Vitamin B6 (also known as pyridoxine) is a water soluble vitamin. This means that our body cannot store for a long time and we have to intake constantly, mainly by diet.
This is one of the most important vitamins in the body. Vitamin B6 has control over many important processes and one of the most important is the construction of amino acids. Thus, this vitamin has the control of construction of all protein structures (cells and tissues) of the body. Without this vitamin, there are no proteins, without proteins there are no hormones, and without hormones all functions in the body are questioned.
Vitamin B6 is needed for the following functions: brain and central nervous system, the production of certain neurotransmitters (eg serotonin), proper operation of muscles, production of some hormones (adrenaline and dopamine), production of hemoglobin, electrolyte balance in body, development and growth of the fetus and newborn, etc.
Foods rich in Vitamin B6
The richest sources of vitamin B6 are salmon, chicken, avocados, bananas, and courgettes. Also it is found in beans, legumes, nuts, vegetables (carrots, spinach), eggs, meat, fish and grains.
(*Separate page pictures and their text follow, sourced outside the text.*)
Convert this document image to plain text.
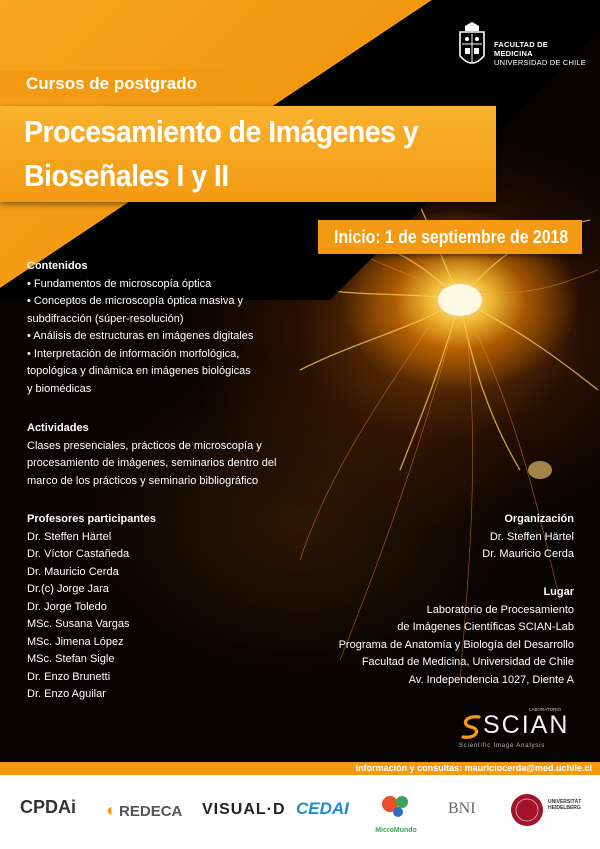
FACULTAD DE MEDICINA
UNIVERSIDAD DE CHILE
Cursos de postgrado
Procesamiento de Imágenes y
Bioseñales I y II
Inicio: 1 de septiembre de 2018
Contenidos
• Fundamentos de microscopía óptica
• Conceptos de microscopía óptica masiva y
subdifracción (súper-resolución)
• Análisis de estructuras en imágenes digitales
• Interpretación de información morfológica,
topológica y dinámica en imágenes biológicas
y biomédicas
Actividades
Clases presenciales, prácticos de microscopía y
procesamiento de imágenes, seminarios dentro del
marco de los prácticos y seminario bibliográfico
Profesores participantes
Dr. Steffen Härtel
Dr. Víctor Castañeda
Dr. Mauricio Cerda
Dr.(c) Jorge Jara
Dr. Jorge Toledo
MSc. Susana Vargas
MSc. Jimena López
MSc. Stefan Sigle
Dr. Enzo Brunetti
Dr. Enzo Aguilar
Organización
Dr. Steffen Härtel
Dr. Mauricio Cerda
Lugar
Laboratorio de Procesamiento
de Imágenes Científicas SCIAN-Lab
Programa de Anatomía y Biología del Desarrollo
Facultad de Medicina, Universidad de Chile
Av. Independencia 1027, Diente A
LABORATORIO
SCIAN
Scientific Image Analysis
Información y consultas: mauriciocerda@med.uchile.cl
CPDAi ◖ REDECA VISUAL·D CEDAI
MicroMundo
BNI	UNIVERSITÄT HEIDELBERG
Cooking and processing of the above products lead to the loss of large amounts of vitamin B6. For example, canned vegetables contain 60-80% less nutrients than fresh, while frozen lose 15%.
How much we need?
The recommended daily amount (RDA) of vitamin B6 is 2 mg, and the maximum safe daily intake (upper safe level) is 200 mg. The most common dose of vitamin B6 as a supplement is 10 to 25 mg daily. But in some special conditions are prescribed and “mega” doses of 200 to 500 mg daily. Although the so-called adults safe dose is 200 mg vitamin B6 daily, pregnant women would not be allowed to use more than 100 mg a day. Even in those doses, sometimes, there are headaches and nausea. Any taking of vitamin B6 over 200 mg per day for more than 2 months should be in consultation with a doctor.
Deficiency of Vitamin B6
Although vitamin B6 is an important component in diet, clinical symptoms of its deficiency are very rare. Deficiency occurs when using certain drugs or is associated with deficiency of other vitamins of B group.
Symptoms are perceived on skin, central nervous system and hematopoietic system including: hair loss, fluid retention in the body during pregnancy, cramps and numbness in hands and feet, frequent urination, anemia and more. The concentration of vitamin B6 is reduced in alcoholics, pregnant women and women taking oral contraceptives containing estrogen.
Vitamin B6 toxicity symptoms
Excessive doses of vitamin B6 can cause nerve disorders, loss of sensation in the legs, loss of balance and tingling. Rarely may occur and allergic reactions, sensitivity to sunlight or loss of appetite.